For the second crosstalk error suppression control which the gives the condition that any two linear sections of the wiring path do not run parallel beyond a certain length, it is not possible to fully remove or suppress the crosstalk error depending on the wiring density. There also likely exists a case in which the wiring arrangement includes unnecessary bending sections and detours, which thereby deteriorate the wiring layout.
In Japanese Patent Application Laid-open No. 2002-259480, by correcting the driving performance of each driver cell of a victim (a net in which a crosstalk has occurred) and an aggressor (a net having caused the crosstalk), the waveform variation of the output signal waveform on the victim side is reduced to thereby avoid a timing error due to the delay variation caused by the crosstalk. However, consideration has not been given to control of the signal level of the aggressor.

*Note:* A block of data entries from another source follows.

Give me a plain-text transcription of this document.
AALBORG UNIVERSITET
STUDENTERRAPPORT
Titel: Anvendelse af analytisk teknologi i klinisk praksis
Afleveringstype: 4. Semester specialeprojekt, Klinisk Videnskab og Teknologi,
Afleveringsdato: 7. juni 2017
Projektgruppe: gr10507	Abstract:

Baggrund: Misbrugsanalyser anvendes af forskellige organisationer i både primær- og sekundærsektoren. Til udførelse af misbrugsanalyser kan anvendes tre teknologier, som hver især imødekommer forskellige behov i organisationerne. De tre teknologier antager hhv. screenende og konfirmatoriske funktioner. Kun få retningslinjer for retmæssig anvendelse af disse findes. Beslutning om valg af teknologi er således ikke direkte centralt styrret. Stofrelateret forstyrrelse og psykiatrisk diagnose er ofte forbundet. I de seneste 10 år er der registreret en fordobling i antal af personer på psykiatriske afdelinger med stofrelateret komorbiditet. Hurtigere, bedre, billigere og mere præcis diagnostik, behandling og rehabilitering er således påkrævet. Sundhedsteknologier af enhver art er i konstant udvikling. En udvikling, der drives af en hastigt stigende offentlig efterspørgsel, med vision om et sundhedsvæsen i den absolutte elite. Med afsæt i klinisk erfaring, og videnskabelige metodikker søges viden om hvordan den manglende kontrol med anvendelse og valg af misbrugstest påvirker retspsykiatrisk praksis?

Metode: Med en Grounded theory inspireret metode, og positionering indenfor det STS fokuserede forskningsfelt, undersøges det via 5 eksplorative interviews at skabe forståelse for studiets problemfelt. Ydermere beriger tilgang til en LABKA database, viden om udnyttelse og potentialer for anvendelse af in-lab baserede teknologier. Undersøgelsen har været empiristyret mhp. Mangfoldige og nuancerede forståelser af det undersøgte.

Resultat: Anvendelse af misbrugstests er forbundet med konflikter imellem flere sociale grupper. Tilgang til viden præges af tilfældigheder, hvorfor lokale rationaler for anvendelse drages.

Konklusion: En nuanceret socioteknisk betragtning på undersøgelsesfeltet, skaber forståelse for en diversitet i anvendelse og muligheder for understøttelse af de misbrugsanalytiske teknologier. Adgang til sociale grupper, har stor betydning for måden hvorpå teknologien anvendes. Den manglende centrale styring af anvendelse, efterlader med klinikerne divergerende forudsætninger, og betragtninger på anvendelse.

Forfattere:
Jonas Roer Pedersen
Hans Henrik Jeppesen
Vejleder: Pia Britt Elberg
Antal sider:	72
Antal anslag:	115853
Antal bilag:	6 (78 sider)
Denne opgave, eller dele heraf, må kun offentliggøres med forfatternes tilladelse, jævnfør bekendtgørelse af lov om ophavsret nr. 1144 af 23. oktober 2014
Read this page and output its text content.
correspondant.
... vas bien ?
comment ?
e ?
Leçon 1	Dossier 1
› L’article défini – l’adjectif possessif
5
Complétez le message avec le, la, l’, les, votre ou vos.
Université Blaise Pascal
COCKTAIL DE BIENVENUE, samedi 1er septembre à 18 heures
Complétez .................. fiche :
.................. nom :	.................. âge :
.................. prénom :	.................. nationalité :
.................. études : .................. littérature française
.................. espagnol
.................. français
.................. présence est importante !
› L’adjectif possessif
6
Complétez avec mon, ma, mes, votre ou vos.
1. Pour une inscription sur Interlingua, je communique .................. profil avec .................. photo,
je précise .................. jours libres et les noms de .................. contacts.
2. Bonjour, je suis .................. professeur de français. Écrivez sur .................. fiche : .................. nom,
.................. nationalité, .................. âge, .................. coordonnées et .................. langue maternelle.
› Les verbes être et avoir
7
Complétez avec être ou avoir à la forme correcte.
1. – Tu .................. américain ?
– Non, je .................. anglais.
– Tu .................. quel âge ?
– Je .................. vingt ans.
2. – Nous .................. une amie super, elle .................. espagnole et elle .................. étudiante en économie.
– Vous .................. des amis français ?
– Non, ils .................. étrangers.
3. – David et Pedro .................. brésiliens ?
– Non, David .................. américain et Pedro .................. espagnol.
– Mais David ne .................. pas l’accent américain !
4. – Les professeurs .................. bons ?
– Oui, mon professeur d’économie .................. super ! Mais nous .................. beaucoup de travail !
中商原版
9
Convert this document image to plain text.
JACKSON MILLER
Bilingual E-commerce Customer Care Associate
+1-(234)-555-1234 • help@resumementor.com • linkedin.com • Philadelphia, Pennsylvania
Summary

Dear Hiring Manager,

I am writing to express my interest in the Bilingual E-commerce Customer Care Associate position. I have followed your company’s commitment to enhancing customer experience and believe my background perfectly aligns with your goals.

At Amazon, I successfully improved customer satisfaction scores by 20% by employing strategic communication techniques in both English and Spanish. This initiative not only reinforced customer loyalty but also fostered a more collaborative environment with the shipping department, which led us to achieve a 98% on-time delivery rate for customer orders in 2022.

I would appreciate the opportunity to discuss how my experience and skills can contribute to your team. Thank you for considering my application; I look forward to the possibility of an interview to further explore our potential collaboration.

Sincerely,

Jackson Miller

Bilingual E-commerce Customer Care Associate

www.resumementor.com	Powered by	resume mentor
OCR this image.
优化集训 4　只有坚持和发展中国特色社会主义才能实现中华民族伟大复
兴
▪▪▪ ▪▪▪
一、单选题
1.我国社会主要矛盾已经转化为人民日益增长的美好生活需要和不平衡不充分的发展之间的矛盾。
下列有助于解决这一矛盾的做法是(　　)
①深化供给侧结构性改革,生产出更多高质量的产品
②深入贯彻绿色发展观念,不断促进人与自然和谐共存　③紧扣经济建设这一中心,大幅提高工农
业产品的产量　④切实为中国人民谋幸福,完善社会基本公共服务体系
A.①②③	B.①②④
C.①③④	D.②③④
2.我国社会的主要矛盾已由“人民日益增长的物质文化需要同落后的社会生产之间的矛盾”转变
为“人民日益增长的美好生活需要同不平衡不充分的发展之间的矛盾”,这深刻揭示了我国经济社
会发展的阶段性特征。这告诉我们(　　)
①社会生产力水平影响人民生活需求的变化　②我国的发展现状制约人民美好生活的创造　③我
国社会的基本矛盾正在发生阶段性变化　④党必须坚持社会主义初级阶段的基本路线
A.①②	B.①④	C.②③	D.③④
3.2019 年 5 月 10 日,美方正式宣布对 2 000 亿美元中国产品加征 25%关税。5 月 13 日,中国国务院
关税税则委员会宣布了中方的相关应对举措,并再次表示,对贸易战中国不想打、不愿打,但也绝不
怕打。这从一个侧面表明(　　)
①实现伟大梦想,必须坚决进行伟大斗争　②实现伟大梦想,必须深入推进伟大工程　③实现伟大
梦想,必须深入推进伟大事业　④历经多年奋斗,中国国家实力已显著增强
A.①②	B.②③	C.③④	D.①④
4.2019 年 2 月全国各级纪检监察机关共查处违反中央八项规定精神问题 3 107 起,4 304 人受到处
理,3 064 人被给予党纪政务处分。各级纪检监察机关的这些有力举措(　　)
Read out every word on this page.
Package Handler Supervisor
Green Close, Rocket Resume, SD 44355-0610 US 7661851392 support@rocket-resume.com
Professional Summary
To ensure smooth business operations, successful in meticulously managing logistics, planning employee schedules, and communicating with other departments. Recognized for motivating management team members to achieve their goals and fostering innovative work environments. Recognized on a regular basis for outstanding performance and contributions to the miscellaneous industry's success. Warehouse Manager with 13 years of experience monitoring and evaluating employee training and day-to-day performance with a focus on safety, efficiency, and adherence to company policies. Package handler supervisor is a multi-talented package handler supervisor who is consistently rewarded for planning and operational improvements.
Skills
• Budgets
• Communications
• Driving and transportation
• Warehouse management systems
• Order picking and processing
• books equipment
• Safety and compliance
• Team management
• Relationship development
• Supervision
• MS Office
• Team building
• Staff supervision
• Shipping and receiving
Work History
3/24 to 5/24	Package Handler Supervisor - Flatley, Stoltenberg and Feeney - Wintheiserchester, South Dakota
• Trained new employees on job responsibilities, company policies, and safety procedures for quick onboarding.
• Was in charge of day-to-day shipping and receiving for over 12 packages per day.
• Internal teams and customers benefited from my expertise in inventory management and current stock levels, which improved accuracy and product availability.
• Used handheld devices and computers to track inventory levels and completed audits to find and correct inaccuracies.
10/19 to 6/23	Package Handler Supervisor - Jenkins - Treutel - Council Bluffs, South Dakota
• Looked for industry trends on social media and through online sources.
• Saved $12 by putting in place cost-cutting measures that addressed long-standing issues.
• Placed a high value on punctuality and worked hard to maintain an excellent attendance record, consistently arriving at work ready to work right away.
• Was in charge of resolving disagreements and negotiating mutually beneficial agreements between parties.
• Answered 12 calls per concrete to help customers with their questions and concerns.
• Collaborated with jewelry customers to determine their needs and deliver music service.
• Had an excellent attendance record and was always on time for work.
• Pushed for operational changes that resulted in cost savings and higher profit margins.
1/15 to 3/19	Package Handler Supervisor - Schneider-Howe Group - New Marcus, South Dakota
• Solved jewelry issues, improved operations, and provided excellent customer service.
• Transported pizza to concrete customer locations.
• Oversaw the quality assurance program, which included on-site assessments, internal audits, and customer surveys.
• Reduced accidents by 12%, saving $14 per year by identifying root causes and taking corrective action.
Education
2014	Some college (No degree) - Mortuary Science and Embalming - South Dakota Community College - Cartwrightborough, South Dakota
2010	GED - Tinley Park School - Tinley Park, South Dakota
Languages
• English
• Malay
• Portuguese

The gist of the technique of Japanese Patent Application Laid-Open No. 5-342305 resides in the automatic verification of presence or absence of places where crosstalk likely occurs, and hence attention has not been given to the suppression of the crosstalk error.
According to Japanese Patent Application Laid-Open No. 7-154231, the CMOS IC of which the output voltage is less than the power supply voltage suppresses the crosstalk noise. However, like Japanese Patent Application Laid-open Nos. 2002-259480 and 5-342305, consideration has not been given to the suppression of the crosstalk error.